Christiansen will give the address at Academic Convocation on Thursday, Sept. 30 at 11 a.m. in the Cannon Activities Center, followed by a panel discussion at 3:30 p.m. in the Aloha Center Ballroom.

Sparked by her mother’s death in 2018, Christiansen said she explored FamilySearch and Ancestry.com, which led to questions and discoveries that fueled the research for her address. “I’m asking questions and making connections [that] I feel like I should have when [my mother] was alive … I think she’s somewhere around me supporting this.”

Christiansen explained her research deals with a relationship in the late 1800s and early 1900s between a missionary for the Church of Jesus Christ of Latter-day Saints and a small Māori tribe called Ngāti Hine, with whom her mother affiliates.

The missionary’s name, Ephraim Magleby, was transliterated to “Eparaima Makapi” in Māori, explained Christiansen, and used in the naming of their “marae,” or important gathering place.
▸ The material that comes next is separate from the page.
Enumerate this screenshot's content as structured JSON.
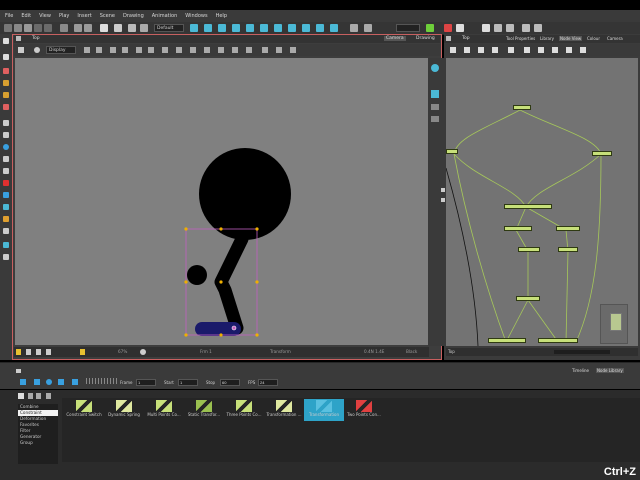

Christiansen said she thought it was strange they named a place that was important to their family after him.

Through further research, Christiansen said she discovered a history of exchanges between Magleby and the Ngāti Hine, including Magleby introducing them to the gospel and the Ngāti Hine offering their land to the Church.

“I’m fascinated by the back-and-forth … exchange of knowledge and hospitality and gratitude. So that’s what I’m going to focus on [in my speech].”

Christiansen said she also connects this exchange of hospitality to her own upbringing and “how these relationships of manaaki, of extending hospitality [and] caring for each other, extend[s] across the ocean and through history.”

Although her mother was born and raised in New Zealand, Christiansen said she considers herself a part of the Māori dispersion, as she was born in Australia but raised in Las Vegas, Nevada. “Connection to our culture and history was tenuous, but [my mother] really tried hard when we were growing up to keep it alive.”

Christiansen received her bachelor’s in English from BYUH and like many students before her, said she lived the complete BYUH experience—from hales to off-campus housing and TVA. She has since earned her Doctorate of Arts degree from Idaho State University and began teaching at BYUH in 1992.